I start to hate all of humanity as I frantically wheel around the aisle, avoiding eye contact and nattering on and on out loud to drown the endless, over-hyped announcements from the carnival barkers-cum-grocery store clerks.

Finally I reach the Promised Land, the long rows of checkout counters, naturally all closed except for two, where long lines queue back into the Aviation Aisle ("All jets, half off!"). I'm doomed, I'll never get out of this living hell, this unholy amalgamation of random crap punctuated by ice cream freezers and personal hygiene products.

And then the final indignity -- my only choice is a "Self-check-out" station. It's not bad enough I had to wade through acres of non-grocery-related crap, it's not enough I was put through the architectural equivalent of Dante's inferno, it's not even bad enough that it took me half an hour to find a parking spot. Now I have to check out my own effing groceries.

And then I have to bag them myself, to boot.

All that money to buy genuine wicker tables hand-woven by Buddhist monks, all that time spent to locate the ultimate ironing board on Aisle Five, and they can't even manage to hire two minimum-wage kids or retirees to scan my effing groceries and put them in a bag. Unreal.

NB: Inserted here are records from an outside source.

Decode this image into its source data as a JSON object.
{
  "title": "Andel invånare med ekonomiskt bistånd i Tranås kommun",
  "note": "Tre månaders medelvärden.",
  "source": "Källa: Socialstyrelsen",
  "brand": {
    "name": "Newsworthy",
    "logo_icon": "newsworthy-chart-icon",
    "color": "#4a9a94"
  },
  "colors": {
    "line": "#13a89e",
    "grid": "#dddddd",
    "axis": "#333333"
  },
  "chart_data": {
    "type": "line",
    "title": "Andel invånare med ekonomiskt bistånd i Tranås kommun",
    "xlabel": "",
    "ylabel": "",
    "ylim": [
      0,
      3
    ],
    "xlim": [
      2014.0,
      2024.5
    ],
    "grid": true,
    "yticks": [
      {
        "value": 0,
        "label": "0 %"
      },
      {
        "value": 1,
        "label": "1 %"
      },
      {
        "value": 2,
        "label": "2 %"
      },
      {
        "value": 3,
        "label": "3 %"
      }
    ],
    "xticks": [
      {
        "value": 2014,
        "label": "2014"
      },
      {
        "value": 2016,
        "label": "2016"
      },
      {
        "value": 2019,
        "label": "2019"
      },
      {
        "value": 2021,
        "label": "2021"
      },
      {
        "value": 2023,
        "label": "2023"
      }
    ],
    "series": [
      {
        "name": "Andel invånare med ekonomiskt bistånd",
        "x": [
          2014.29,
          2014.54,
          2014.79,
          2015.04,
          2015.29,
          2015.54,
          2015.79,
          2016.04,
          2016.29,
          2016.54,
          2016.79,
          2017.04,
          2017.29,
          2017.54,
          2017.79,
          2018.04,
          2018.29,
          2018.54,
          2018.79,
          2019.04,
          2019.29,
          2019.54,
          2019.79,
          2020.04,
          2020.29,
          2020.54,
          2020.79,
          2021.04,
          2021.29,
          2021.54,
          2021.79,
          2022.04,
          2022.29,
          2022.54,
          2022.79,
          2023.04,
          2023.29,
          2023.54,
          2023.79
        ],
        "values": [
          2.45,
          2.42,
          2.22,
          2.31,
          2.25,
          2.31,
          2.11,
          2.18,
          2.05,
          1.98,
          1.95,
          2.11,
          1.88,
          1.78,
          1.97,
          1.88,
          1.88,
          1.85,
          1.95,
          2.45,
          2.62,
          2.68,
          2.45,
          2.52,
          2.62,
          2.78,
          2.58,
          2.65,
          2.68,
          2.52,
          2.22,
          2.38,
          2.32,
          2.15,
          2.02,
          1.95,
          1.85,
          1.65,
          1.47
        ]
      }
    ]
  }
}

Look, if I wanted to buy furniture, I'd go to the furniture store. If I wanted to be accosted by desperate people hawking their wares at me, I'd go to either the nearest convention center or the red light district. And if I want to buy groceries and have someone check me out, apparently I'm going to have to go somewhere else, because I'm sure as hell not going to find it at HEB Plus!

6 comments:

Anonymous said...

You are so crazy! That's exactly how I feel when I go to the Walmart here.

Rob Rogers said...

Jeff, you're my hero.

John said...

What the hell is an "HEB Plus?" Sounds like a dad-gum Wal-Mart for snotty people.

Speedwell said...

Shark. Jumped.

Jeff Hebert said...

I jumped the shark or HEB did?

Anonymous said...

Hurray Jeff! Not being alone in loathing that store is good.I so seldom go shopping and I went into the new store you described. I was so overwhelmingly repulsed I may have to go into a recovery program or starve! The noise was hideous, the arrangement unmanageable and Fung Shui died a horrible death in there somewhere.